Kurşun Kalem - Havadis Gazetesi | Kıbrıs Haber
Çarşamba, Mayıs 1, 2024
Köşe Yazarları

Kurşun Kalem

Ahmet OkanAhmet Okan

Müebbet ne demektir?

Bazı kaynaklarda “sonu olmayan, sonsuz” anlamında.


Bir “hukuk terimi” olarak ise, “yaşadığı sürece olan”, “ömür boyu” anlamında…

Dolu yağıyor; damlalar camlara vurdukça bir kuş seslenir gibi oluyor ama bu dolu ile karışık yağmurların ardı tekmil bahardır…

Aşk, müebbet olursa aşktır…

Yazı yazdınız, bir fikre eğilip savundunuz, muhalefet yaptınız.

Ne taşla, ne sopayla, ne tank tüfekle işiniz var.

Tek silahınız kalemdir ki şarjörü kelimelerden ibaret.

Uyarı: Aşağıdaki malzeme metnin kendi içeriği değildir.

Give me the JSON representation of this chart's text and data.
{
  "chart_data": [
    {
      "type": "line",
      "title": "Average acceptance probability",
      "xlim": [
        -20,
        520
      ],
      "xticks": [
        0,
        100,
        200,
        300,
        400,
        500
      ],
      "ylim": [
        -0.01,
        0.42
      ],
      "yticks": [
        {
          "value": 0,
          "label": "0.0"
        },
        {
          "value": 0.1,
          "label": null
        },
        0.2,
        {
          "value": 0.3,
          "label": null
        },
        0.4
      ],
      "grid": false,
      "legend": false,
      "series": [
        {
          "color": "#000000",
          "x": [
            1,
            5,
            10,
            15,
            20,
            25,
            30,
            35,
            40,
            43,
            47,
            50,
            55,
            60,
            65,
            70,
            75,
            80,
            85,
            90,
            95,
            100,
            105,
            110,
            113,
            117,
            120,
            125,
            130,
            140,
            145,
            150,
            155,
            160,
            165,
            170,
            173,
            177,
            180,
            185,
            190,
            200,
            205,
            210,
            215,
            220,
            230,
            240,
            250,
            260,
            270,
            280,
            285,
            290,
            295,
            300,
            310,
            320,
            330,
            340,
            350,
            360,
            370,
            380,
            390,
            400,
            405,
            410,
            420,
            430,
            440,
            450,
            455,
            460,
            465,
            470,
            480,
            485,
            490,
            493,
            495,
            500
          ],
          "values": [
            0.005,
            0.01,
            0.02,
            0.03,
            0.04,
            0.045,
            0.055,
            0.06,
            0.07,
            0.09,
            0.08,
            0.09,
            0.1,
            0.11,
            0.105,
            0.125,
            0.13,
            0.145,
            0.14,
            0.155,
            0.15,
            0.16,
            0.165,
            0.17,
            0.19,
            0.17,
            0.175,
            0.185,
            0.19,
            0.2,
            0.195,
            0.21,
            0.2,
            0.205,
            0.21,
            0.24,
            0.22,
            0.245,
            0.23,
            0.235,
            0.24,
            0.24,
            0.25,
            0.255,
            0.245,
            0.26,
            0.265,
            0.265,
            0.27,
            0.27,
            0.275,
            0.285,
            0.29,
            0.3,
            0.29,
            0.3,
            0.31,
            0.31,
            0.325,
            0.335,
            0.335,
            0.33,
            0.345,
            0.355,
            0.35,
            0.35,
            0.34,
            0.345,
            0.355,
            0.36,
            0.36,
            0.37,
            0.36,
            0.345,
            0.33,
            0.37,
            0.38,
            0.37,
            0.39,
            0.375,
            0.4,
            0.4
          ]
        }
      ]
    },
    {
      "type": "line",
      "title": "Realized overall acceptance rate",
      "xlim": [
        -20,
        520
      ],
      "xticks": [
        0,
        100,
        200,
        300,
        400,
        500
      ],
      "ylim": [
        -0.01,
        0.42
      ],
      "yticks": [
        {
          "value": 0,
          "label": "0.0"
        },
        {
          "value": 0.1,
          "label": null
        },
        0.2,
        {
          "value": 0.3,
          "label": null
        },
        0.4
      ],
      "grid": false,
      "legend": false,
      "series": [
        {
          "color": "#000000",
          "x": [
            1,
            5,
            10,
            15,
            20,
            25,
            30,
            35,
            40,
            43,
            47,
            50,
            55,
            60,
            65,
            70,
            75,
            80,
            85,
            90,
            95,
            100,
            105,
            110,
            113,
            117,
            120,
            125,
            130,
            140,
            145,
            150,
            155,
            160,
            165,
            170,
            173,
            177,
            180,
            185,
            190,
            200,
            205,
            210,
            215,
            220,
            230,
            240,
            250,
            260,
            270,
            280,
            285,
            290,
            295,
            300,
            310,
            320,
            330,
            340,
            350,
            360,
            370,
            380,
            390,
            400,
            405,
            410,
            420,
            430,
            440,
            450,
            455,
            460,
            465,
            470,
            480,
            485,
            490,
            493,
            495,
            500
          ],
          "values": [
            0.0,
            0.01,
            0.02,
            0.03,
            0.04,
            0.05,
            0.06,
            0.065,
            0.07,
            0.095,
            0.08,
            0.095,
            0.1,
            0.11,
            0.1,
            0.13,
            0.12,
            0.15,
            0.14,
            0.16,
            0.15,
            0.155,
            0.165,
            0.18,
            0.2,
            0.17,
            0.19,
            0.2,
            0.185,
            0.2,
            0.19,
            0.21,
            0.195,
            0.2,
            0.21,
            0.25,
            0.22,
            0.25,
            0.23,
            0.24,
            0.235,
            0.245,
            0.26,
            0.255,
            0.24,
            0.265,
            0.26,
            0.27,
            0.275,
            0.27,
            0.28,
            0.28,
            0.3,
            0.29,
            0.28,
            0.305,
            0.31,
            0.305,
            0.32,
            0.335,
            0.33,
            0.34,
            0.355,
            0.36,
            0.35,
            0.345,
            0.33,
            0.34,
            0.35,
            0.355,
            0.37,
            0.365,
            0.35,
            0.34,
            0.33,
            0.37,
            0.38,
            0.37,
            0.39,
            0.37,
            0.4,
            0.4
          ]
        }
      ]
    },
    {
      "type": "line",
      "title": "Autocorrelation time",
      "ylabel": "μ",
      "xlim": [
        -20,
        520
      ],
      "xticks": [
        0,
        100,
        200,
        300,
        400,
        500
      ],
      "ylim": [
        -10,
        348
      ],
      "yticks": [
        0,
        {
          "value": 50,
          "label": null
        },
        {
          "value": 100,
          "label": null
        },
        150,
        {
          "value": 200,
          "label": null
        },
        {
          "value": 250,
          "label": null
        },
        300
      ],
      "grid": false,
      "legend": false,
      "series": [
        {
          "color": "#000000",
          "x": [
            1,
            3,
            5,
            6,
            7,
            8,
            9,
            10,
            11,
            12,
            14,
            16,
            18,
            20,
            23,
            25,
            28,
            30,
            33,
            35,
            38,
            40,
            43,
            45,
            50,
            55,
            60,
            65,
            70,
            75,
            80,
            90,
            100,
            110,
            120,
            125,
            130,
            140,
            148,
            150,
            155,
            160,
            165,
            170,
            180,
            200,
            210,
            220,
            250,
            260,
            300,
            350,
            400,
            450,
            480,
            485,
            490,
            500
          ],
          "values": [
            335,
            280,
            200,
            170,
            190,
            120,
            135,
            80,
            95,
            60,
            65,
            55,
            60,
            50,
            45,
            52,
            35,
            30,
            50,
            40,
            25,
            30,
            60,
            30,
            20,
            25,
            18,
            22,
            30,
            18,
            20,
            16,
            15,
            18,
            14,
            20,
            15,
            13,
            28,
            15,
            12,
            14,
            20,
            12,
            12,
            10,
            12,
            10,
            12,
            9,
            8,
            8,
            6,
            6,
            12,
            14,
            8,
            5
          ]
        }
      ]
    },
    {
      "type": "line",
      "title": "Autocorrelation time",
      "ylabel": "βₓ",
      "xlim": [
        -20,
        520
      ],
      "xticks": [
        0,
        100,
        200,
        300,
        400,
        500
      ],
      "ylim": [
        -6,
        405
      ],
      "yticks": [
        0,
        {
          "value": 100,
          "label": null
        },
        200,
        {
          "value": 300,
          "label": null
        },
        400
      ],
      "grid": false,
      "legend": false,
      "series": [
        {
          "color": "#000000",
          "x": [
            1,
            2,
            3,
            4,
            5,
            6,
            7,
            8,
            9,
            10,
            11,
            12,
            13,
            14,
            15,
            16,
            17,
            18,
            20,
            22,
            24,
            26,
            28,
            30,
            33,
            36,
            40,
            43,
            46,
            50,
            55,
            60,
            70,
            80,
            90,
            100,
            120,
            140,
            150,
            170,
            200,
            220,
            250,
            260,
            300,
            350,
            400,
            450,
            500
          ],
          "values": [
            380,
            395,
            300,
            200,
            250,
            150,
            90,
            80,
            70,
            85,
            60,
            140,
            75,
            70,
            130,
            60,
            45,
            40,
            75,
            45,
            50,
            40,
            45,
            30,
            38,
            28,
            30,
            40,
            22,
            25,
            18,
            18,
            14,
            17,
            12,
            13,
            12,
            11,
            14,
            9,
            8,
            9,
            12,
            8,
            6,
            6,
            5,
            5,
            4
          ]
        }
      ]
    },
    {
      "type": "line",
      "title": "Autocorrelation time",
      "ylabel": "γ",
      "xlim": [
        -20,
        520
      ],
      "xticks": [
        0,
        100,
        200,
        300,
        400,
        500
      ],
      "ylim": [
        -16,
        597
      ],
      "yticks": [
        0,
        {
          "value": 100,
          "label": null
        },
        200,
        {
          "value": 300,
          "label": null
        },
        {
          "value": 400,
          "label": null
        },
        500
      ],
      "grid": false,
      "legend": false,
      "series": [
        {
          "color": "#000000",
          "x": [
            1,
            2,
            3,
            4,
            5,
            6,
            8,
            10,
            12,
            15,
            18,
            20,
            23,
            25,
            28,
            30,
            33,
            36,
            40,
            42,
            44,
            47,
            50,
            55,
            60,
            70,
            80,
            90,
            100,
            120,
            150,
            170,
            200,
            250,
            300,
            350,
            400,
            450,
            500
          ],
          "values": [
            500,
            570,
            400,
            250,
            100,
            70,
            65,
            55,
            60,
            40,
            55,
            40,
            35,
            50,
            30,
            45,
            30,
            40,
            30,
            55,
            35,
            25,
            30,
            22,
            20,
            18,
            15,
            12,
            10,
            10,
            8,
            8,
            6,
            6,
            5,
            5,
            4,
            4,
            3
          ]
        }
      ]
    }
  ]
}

Eğri yazarsınız, doğru yazarsınız, görüşlerinize katılan olur, katılmayan olur.

Sırasında övgü alır, sırasında eleştirilirsiniz…

Yazarlara, düşünürlere verilen müebbet hapis cezası bir ödüldür!

Ünlü Kıbrıslı Mida’nın bir koyun hırsızı olduğu söylenir ki hakkında hikayeler ve romanlar yazılmıştır.

İngiliz’e diklenmesi onu halkın gözünde kahraman yapmış, hırsızlığı bir yana konmuştu.

Nihayetinde İngiliz şapkasını alıp adayı terk etmiş ama İngiliz ipinde boynu kırılan Mida’nın diklenmesi tarihe mal olmuştur.

Hasanbulliler gibi…

Nerde kaldı ki,

Tek suçu yazmaktır, ki bunu böyle ifade etmek bile suçtur!

Elinde kalem.

İstediğin kadar müebbet ver imam!

Senden gelen “sonsuz” luk ödüldür…

O kalem hep yazacak,

Sen korkudan tir tir titreyeceksin o kalemden, her hecesi kurşun gibi…

Nazım eğer memleket dışına kaçmamış olsaydı Sabahattin Ali gibi bir katliama kurban olması hiçtendi.

Aziz Nesin yıllarca içeride yatmıştı soğuk ranzalarda, özgürlük demir parmaklı bir pencereden ibaret.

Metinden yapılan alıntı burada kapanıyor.